Trump’s hostility towards China and commitment to tariffs on Sino-American trade affected the currencies of both countries. There was increased demand for USD and a corresponding decrease in demand for CNH. In turn, this caused the USD dollar to appreciate against the CNH, which resulted in the USDCNH rising.


Market volatility around Trump’s more aggressive tweets tends to be high. As the chart above shows, there was a massive spike in the very next candle following his tweet, and the (ATR) increased tremendously.

When the price “whipsaws” — moves very quickly back and forth — like this, a trader may need to set a wider stop loss than usual. In the above example, adopting this tactic would mean the trader avoids being “whipsawed” out of the trade by the spike.

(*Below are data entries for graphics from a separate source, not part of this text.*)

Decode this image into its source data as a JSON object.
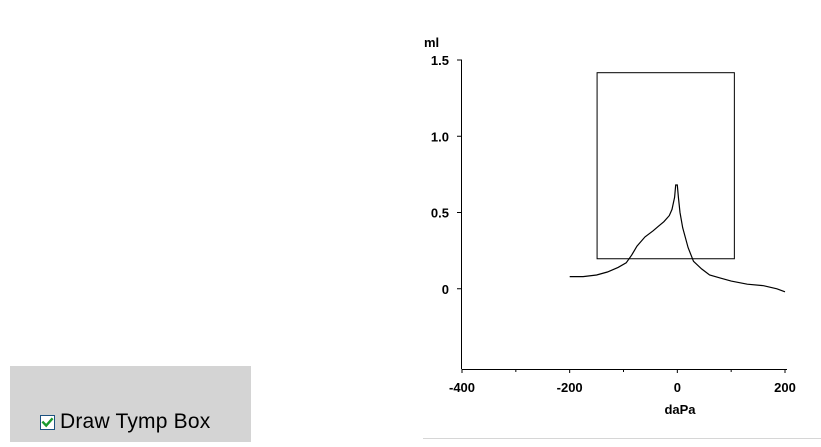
{
  "controls": {
    "draw_tymp_box": {
      "label": "Draw Tymp Box",
      "checked": true,
      "check_color": "#1a9a2e",
      "border_color": "#1c5180"
    }
  },
  "chart_data": {
    "type": "line",
    "ylabel": "ml",
    "xlabel": "daPa",
    "xlim": [
      -400,
      200
    ],
    "ylim": [
      -0.5,
      1.5
    ],
    "x_ticks": [
      -400,
      -200,
      0,
      200
    ],
    "x_minor_ticks": [
      -300,
      -100,
      100
    ],
    "x_tick_labels": [
      "-400",
      "-200",
      "0",
      "200"
    ],
    "y_ticks": [
      1.5,
      1.0,
      0.5,
      0
    ],
    "y_tick_labels": [
      "1.5",
      "1.0",
      "0.5",
      "0"
    ],
    "grid": false,
    "tymp_box": {
      "x_min": -150,
      "x_max": 105,
      "y_min": 0.2,
      "y_max": 1.42
    },
    "series": [
      {
        "x": [
          -200,
          -175,
          -150,
          -130,
          -110,
          -95,
          -85,
          -75,
          -60,
          -45,
          -35,
          -25,
          -15,
          -10,
          -5,
          -3,
          0,
          2,
          5,
          10,
          20,
          30,
          45,
          60,
          80,
          100,
          130,
          160,
          185,
          200
        ],
        "y": [
          0.08,
          0.08,
          0.09,
          0.11,
          0.14,
          0.17,
          0.22,
          0.28,
          0.34,
          0.38,
          0.41,
          0.44,
          0.48,
          0.52,
          0.6,
          0.68,
          0.68,
          0.6,
          0.5,
          0.4,
          0.27,
          0.18,
          0.13,
          0.09,
          0.07,
          0.05,
          0.03,
          0.02,
          0.0,
          -0.02
        ]
      }
    ]
  }
}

Combine insights from both the economic calendar and Trump’s twitter feed and open a trade with Exness today

Pro-Trader Tip: A trailing stop loss can maximise favourable trends


“Going to New York. Will be with Prime Minister Abe of Japan tonight, talking Military and Trade. We have done much to help Japan, would like to see more of a reciprocal relationship. It will all work out!”

Donald Trump, 1:52 pm – 23 Sep 2018


Trump and Japan: 4:52am, 24 September 2018 (GMT+7)



On 23 September 2018, Trump announced that he was hoping for a mutually favourable outcome to his meeting with Japanese Prime Minister Shinzō Abe. The positive content of this tweet resulted in the Japanese yen strengthening, and thus the USDJPY dropping.


In a similar reaction to Trump’s negative tweet about China, his positive tweet about Japan resulted in market volatility. The ATR shot up and there was also some strong whipsaw price action. As with the “Trump and China” scenario, setting a wider stop loss in these conditions helps to avoid being whipsawed out of trades by wide price fluctuations.

A trader could also employ a trailing stop loss. This strategy ensures that the trader can take full advantage of the big moves that tend to occur during such volatile events. For example, after Trump’s tweet about Japan, the price did not fall for a short period — it plunged downwards. A trailing stop loss helps a trader to ride the price movement all the way, which is especially useful if they manage to forecast the direction correctly.

Read our expert guide to trading currency pairs in a Trump trade war.

Pro-Trader Tip: Only Trade When You See Opportunity


“Wow, I made OFF THE RECORD COMMENTS to Bloomberg concerning Canada, and this powerful understanding was BLATANTLY VIOLATED. Oh well, just more dishonest reporting. I am used to it. At least Canada knows where I stand!”

Donald Trump, 11:37 am – 31 Aug 2018



Trump and Canada: 2:37 AM – 1 Sep 2018 (GMT+7)


This confrontational tweet, regarding Trump’s stance towards Canada, may have been expected to impact the US and Canadian dollar. In its aftermath, there was volatility as the USDCAD spiked down and up and the ATR shot up too. However, it was price movement without a clear opportunity to enter the market.

Don’t trade when there is volatility, but no clear opportunity. In this instance, while Trump’s tweets towards Canada again showed his ability to cause market volatility, it did not represent an obvious currency pair trading opportunity. In forex, it is as important to know when not to trade, as it is to know when the market is right for you.